C’est, d’abord, la conception de la nation en armes, de la levée en masse, qui
a trouvé sa pleine expression dans les guerres de la Révolution et de l’Empire.
Vous en connaissez les résultats, la France a eu le triste privilège de porter,
selon l’expression de Clausewitz, la violence par les armes aux extrêmes, de
faire non plus de la guerre la poursuite intelligente de la « politique par d’autres
moyens », mais d’en venir à des conflits d’extermination dont les pertes sont
toujours hors de proportion avec la nature de l’objectif initialement convoité.
fDurant les guerres de la Révolution et de l’Empire, la France a perdu plus de
1400000 hommes, son dépeuplement a été amorcé et alors qu’elle était de loin
la première puissance d’Europe, elle est, depuis, rentrée dans le rang. Il faut
ajouter encore que cette belle conception de la guerre a fait que, rapportée
à sa population, la France détient le record des pertes en vies humaines
durant le XIXe et le XXe siècle (…) Après 1870 l’Ecole de Guerre a repris à
son compte cette même conception de la guerre, et plus tard sous une autre
forme, Jaurès l’a encore fait sienne (…) L’autre courant de pensée est celui qui
accorde à l’exploitation maximum de la technique et, par voie de conséquence,
à l’économie du combattant, la part primordiale. On trouve chez Ardant du
Picq, avant la guerre de 70, la prise en considération de la technicité des
armements et de la nécessité d’une armée de spécialistes pour les bien servir.

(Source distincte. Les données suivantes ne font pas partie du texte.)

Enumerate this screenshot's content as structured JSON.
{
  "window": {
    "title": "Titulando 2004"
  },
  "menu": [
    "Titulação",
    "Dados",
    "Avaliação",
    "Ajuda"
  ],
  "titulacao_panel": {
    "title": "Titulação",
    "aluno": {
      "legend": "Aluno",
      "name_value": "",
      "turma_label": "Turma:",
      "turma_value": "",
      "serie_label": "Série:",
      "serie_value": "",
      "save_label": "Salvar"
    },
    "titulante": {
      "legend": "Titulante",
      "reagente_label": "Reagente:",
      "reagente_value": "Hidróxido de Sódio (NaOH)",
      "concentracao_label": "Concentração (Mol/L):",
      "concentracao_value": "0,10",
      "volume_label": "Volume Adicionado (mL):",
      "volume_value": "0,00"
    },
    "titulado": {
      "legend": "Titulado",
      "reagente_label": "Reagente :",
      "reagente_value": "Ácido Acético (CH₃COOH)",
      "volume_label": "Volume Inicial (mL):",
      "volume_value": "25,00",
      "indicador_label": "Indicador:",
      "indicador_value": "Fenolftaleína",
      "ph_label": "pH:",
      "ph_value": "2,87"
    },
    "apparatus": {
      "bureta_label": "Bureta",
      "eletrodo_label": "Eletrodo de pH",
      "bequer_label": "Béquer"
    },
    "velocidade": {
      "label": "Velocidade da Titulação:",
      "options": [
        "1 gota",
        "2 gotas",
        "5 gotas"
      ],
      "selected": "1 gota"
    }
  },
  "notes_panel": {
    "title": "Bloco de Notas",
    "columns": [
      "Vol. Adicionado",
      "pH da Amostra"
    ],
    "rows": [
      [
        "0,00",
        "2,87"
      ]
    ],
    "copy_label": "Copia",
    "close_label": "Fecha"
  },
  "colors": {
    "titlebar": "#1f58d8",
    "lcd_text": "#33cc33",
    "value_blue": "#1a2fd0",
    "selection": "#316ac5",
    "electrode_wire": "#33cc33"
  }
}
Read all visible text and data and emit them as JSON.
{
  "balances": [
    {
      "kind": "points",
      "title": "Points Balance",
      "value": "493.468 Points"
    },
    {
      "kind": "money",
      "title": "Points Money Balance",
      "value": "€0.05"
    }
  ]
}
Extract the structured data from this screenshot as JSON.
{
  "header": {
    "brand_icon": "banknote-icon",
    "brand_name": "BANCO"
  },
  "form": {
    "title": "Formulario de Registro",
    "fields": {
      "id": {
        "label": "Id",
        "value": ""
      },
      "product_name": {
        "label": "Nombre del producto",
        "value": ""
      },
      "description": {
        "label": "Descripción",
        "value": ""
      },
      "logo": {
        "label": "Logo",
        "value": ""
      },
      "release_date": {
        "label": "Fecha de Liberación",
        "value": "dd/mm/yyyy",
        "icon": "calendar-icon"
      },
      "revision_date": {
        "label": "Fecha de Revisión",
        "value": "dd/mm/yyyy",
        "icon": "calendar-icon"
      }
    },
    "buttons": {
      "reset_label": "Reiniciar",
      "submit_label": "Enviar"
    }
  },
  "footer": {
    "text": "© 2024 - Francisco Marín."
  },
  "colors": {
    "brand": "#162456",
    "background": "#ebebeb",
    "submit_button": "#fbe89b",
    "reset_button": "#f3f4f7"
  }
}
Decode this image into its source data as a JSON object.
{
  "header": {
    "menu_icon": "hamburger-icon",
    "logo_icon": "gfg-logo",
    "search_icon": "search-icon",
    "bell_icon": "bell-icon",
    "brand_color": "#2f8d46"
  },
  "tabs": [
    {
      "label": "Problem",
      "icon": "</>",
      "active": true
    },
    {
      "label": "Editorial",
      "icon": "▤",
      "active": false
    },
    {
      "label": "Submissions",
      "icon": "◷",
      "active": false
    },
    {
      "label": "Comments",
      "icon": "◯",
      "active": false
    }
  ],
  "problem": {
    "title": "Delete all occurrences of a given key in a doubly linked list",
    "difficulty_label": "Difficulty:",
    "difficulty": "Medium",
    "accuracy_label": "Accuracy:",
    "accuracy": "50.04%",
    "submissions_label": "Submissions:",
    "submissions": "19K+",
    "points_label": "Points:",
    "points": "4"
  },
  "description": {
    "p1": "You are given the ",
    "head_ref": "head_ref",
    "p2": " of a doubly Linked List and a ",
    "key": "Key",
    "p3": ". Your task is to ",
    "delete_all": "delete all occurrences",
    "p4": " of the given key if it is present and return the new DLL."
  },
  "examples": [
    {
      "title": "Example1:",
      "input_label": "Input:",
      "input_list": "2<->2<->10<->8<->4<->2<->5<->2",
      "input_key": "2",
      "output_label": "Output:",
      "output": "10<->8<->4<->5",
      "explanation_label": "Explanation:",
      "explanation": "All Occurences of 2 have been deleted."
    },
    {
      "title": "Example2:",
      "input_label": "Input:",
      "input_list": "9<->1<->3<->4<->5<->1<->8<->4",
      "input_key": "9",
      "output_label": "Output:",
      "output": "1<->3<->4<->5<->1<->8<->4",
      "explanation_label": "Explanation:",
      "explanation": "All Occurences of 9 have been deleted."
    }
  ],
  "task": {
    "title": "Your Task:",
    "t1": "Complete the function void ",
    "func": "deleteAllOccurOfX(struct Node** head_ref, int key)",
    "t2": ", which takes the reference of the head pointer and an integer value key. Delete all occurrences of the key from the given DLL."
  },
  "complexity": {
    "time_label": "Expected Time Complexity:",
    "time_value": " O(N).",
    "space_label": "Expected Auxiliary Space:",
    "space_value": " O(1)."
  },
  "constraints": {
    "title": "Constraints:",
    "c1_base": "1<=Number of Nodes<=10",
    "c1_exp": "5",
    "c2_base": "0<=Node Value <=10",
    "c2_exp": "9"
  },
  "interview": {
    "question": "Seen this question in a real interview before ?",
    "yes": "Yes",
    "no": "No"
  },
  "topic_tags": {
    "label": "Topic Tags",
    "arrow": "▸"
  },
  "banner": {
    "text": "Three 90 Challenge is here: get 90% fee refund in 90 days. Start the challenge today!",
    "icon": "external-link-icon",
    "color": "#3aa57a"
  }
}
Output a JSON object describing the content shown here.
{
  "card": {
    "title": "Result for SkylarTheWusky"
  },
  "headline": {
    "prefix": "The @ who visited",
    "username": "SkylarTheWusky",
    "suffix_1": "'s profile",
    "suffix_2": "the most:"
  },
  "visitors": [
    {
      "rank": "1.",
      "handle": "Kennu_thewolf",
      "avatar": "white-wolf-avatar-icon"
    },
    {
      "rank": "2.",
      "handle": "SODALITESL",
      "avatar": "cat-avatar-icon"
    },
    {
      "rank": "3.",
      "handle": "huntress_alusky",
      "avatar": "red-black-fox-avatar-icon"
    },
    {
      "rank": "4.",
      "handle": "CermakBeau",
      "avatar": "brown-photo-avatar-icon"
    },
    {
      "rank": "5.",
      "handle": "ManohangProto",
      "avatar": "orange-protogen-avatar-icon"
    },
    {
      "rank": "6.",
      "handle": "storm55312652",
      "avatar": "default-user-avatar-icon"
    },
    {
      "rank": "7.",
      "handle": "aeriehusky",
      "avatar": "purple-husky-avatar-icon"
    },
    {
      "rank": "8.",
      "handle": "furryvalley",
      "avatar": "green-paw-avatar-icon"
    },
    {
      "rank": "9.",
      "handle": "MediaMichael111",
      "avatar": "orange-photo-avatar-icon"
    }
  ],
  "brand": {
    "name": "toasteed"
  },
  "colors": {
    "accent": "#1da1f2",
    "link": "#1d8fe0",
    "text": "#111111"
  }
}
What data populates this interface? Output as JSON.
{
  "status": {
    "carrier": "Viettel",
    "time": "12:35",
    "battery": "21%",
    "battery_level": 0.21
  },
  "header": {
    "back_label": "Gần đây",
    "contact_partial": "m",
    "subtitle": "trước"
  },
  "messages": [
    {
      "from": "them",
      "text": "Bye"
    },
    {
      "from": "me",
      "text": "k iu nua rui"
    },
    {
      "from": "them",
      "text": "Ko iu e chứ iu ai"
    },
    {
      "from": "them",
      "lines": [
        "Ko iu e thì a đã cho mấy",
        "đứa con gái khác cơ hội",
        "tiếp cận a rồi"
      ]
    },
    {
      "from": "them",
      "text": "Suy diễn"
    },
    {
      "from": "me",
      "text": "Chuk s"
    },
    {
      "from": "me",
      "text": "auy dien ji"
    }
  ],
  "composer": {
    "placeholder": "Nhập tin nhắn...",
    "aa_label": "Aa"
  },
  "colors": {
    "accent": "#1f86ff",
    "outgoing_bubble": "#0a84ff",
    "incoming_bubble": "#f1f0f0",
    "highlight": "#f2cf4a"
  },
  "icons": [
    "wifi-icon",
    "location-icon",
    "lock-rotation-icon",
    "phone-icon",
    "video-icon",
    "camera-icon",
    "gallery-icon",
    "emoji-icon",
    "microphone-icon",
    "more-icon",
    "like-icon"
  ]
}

En Allemagne Von Seekt s’était fait lui aussi l’avocat de cette conception plus
intelligente du recours à la force. En France, le commandant de Gaulle l’a
longtemps développée dans Vers l’armée de métier. Le commandant de Gaulle
avait compris la signification de la civilisation industrielle, l’importance du
moteur et du blindage et les résultats militaires qu’il pouvait tirer d’un corps
de bataille relativement limité au point de vue numérique mais alliant la
puissance de feu à la rapidité des mouvements. Naturellement, en 1934, quand
la France eut à choisir entre deux courants de pensée, c’est vers le premier
qu’elle se tourna. Avec le triste résultat qu’on sait. Encore aujourd’hui ces
deux conceptions se retrouvent et s’affrontent. L’homme et la machine… 1
1. conférence de 1975 devant les organisations politiques de jeunesse organisée par le groupe de recherche sur une autre Défense, service historique de la Défense (shD) / Département de l’armée de l’air (DAA), Fonds Gallois, Z 3 545 / 1.
Raymond Aron avait été marqué en profondeur par la guerre hyperbolique qui
joua un rôle structurant dans le développement de sa réflexion et de son oeuvre 1.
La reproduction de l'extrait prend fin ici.